An expert “firmly believes” child-abusing TV presenter Jimmy Savile was linked to Islington’s notorious paedophile scandal, following new revelations.

It emerged this week a leading antiques expert from Holloway, who appeared on television with Savile, was a senior member of the Paedophile Information Exchange (PIE) – according to confidential social services reports seen by Radio 4’s Today programme.

Keith Harding, who had a workshop in Hornsey Road for many years, was a guest on a Christmas edition of Jim’ll Fix It to mend a 13-year-old girl’s music box, which her brother says was a “set-up” by the production team.

Dr Liz Davies, who originally blew the whistle on the borough’s paedophile ring, says this, alongside an investigation into an unnamed Islington children’s home launched by the Department for Education (DfE) in March, amounted to proof.

She said: “I firmly believe there was a link between Savile and Islington children’s homes.

“This is just another way he ties in. There is one victim, who is too scared even to talk to me, who remembers being driven round the borough by Savile in a taxi. So much paedophilia was going on in the borough at the time. PIE was very much based here, and another international paedophile ring was in Davenant Road [Upper Holloway].

“There was a culture of it at the time.

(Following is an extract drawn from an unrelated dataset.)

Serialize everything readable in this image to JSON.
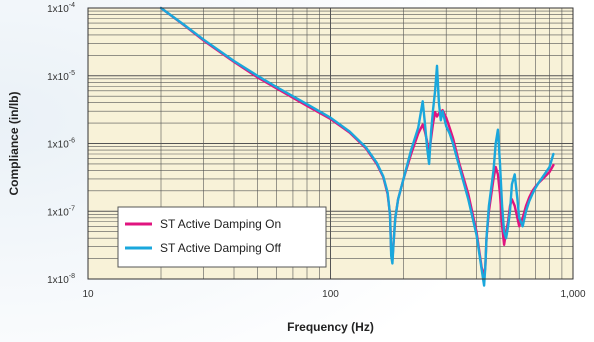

A lot of it was very overt, and they were furiously infiltrating the libertarian and gay rights moments, of which there were lots in Islington.”

Harding, who died in June, was said to have been convicted of indecent assault against four children aged eight and nine in the late 1950s and was a “schedule 1” offender – meaning his convictions remained on his police file for life.

Dr Davies said: “I just wish I had known he was at that workshop for all those years.

“I knew nothing about him, although he was very upper class and mixed in those sorts of circles. I haven’t had any reports of Islington children being taken to his address.

“I’d like to know who in Islington knew him and did have contact with him?

“We found out a couple of years before he died. It’s such a shame it takes so long because now he will never face the music.”

A spokesman for the DfE said the Savile investigations, including relating to the Islington children’s home, were expected to be published in January.